ONE SHAREHOLDER likely to be particularly irked by the delisting document circulated last week by Joe Moran's IWP is Kevin Anderson of the cinema family.
Last October, as highlighted in this newspaper, Anderson increased his stake in the cosmetics and toiletries group from 2% to 4.8%, even as negotiations that could deliver a serious wallop to shareholders were going on behind the scenes.
IWP shortly afterward issued a statement clarifying that the board wished, in response to press comment, to "emphasise that any restructuring of the company's debt and capital structure is likely to result in a significant dilution of value for the company's shareholders".
Under the terms of last week's document only 10% of the company will remain in the hands of the existing ordinary shareholders.
IWP is in hock to the tune of 120m to secured creditors. If the proposed restructuring goes ahead, those creditors will convert 55m of this debt into 90% of the enlarged equity.

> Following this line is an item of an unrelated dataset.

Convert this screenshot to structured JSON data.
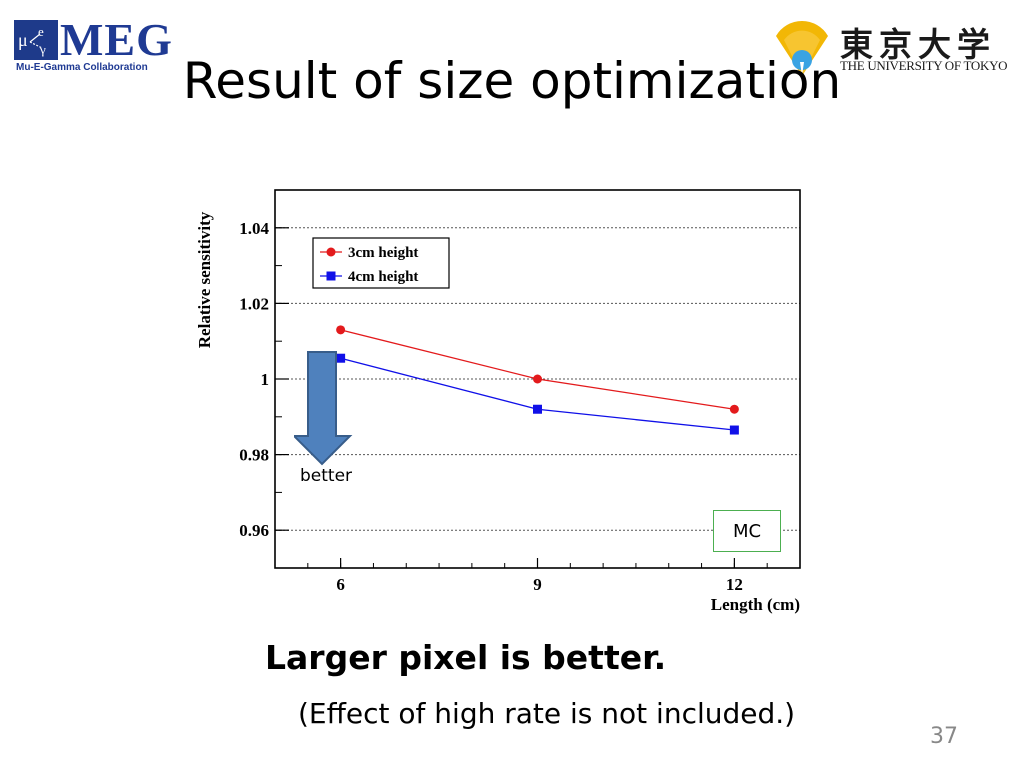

Shareholders who want to cash out will get just 3.5c per share.
There is a consolation prize, though, for finance director Paul O'Brien, who was involved in a failed management buy-out attempt. O'Brien will stay on the board of the new company. He also stands to get a 50,000 bonus for the successful completion of the restructuring, on top of his annual 250,000 salary and 25,000 car allowance.
Advisers to the restructuring, among them Goodbody Stockbrokers, will get the biggest bonus though, standing to earn a combined total of 10.8m in fees.